(j3.2006) Question about 29113

Malcolm Cohen malcolm
Mon Oct 6 06:15:20 EDT 2014


>Given the description of CPTR, Case(i) and Case(ii) are the only cases
>that exist.

That certainly seems like a defect.  Putting the bits of Case (iii) that are 
talking about CPTR into the CPTR paragraph would be a substantial 
improvement!

>There's still the problem that in a program of substantial size,
>developed by several teams who share interface documents, but not
>subprogram source, whether the restriction is violated is unknowable to
>the developers.  This is a bad thing.

And is completely unavoidable when messing with C.  That world is FULL of 
undetectable-without-the-source violation possibilities.  OTOH, maybe this 
one is not undetectable...

> We should not introduce further problems of this kind.

Absolutely, which is why we must NOT expand the size of this feature any 
further!

This is not restricting a previous feature, and your examples of how things 
might go wrong were not subject to these restrictions.  The restriction here 
is to keep the new feature portable without impacting its workability.

>> It is not allowed to have Fortran pointers of different type referring to
>> the same target.
>>
>
>Who advocated that?  I didn't.

You did not intend to advocate it, but that would be the result of removing 
the restriction.

>The fourth paragraph of the description of FPTR doesn't say anything
>about the relationship of its type to the type of the storage sequence.
>Ought it?  If it did, there wouldn't be any question about having
>Fortran pointers of different type with the same target, and copying the
>C address to a Fortran pointer more than once would be harmless.

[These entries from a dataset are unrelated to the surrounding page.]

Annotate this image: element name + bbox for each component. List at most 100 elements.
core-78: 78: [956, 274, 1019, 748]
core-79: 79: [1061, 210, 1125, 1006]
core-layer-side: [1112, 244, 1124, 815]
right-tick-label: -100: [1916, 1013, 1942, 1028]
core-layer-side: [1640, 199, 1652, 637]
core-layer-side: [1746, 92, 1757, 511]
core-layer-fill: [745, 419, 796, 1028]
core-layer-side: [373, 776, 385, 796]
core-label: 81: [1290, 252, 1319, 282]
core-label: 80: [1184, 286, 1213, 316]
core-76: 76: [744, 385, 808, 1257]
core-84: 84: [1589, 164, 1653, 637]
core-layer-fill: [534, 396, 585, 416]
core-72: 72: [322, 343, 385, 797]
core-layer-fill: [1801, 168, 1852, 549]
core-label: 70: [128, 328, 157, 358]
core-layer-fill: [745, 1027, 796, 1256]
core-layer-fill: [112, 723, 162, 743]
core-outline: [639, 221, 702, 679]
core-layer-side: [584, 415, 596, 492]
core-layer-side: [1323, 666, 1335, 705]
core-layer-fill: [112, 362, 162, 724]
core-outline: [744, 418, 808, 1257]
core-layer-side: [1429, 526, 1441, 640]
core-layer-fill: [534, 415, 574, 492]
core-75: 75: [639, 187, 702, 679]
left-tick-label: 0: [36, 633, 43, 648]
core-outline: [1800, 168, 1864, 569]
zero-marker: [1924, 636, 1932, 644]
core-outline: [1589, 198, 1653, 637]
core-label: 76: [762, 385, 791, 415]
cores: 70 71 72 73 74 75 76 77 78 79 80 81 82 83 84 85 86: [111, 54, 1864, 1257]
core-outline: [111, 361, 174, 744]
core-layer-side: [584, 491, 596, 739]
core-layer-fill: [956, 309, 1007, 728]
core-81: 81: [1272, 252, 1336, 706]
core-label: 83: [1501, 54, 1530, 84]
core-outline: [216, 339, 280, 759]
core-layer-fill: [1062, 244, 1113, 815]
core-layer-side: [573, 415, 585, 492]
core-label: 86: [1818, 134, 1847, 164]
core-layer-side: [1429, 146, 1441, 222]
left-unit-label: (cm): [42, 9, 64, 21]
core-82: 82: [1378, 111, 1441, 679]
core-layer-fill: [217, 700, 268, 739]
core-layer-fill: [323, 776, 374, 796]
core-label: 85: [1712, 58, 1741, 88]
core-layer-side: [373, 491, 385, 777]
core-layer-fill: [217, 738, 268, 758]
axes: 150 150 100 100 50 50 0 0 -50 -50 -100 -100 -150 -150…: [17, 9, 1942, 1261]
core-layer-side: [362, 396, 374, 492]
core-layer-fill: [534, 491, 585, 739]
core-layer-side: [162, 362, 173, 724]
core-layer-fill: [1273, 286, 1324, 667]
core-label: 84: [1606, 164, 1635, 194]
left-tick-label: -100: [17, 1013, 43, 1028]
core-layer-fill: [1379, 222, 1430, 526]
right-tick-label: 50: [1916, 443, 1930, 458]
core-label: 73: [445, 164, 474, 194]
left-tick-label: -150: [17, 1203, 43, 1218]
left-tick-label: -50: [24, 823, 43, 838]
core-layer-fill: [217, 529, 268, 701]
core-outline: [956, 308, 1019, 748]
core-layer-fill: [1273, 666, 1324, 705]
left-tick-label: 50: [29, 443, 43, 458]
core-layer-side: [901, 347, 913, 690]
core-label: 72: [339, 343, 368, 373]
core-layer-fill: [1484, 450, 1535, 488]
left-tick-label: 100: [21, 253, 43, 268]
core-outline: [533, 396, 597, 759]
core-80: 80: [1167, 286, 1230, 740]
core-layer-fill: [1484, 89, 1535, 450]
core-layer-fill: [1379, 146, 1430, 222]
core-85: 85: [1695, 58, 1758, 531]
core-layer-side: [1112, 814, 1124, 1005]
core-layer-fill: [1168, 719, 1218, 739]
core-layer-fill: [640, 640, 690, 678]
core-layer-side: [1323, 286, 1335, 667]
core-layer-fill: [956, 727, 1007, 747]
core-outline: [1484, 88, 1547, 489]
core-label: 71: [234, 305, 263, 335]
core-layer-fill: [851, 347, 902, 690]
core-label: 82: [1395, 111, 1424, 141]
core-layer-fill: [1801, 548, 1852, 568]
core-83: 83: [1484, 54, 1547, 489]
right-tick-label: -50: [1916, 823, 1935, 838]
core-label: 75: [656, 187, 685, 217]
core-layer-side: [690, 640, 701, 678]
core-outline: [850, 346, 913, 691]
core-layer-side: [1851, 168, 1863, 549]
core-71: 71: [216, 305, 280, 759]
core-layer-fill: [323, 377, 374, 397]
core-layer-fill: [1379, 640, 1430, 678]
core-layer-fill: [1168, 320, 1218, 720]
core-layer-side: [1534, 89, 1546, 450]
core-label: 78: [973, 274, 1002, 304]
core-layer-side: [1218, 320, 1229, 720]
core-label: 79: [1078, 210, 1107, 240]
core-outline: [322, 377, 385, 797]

Are you serious?  As stated several times (and in the original paper), this 
is not a renaming of Case (i) or Case (ii), it is a new case.  The memory in 
question does not have a "type" to conform to.  C memory allocators return 
"void *", pointer to anything.  It does not have a type of its own until we 
give it one.

>If it ought not to, what is the point of getting a Fortran pointer that
>has as its target the entity at the address specified by CPTR?

The purpose stated in the paper that introduced the facility, to 
interoperate with a C memory allocator, in particular MPI_ALLOC_MEM.

>Presumably, the reason is to "do something" in Fortran with the target
>of FPTR.  What can be done if its type is unknown, or unknowable, or
>arbitrary, or nonexistent in the Fortran universe?

The type of FPTR is known.

>There is no design evident in the standard; there is only a restriction

It is not a restriction.  It is an extra facility.

>that appears to be completely arbitrary and unnecessary, in a paragraph
>that either amplifies the other paragraphs of the description, or the
>condition to apply it cannot be obtained.
>
>If and when the standard makes a case

Standards don't "make a case".

You voted for this feature too.

> that the
>restriction is not arbitrary and unnecessary

Clearly it is not "arbitrary".  It is certainly not mathematically 
necessary, merely pragmatic.  The restriction could be reduced, at the cost 
of additional text and complexity to describe the reduction.  It cannot 
simply be deleted since that would "open the floodgates" as previously 
mentioned (leading to lots of contradictions and complaints).

>, it might make sense to
>keep it.  Failing that, either the feature or the apparently pointless
>restriction on it should be deleted.

Deleting the feature would not only also require a WG5 vote, but snubbing 
the MPI committee.

Improving the wording but retaining the intended technical content will not 
require going back to WG5.  Let's agree to improve the wording (which I 
never claimed should not be improved, indeed I've already agreed on several 
clarifications and wordsmithings) without technical change, and if you are 
unsatisfied then next WG5 meeting you can bring forward a request to delete 
or extend it at your pleasure.

Cheers,
-- 
............................Malcolm Cohen.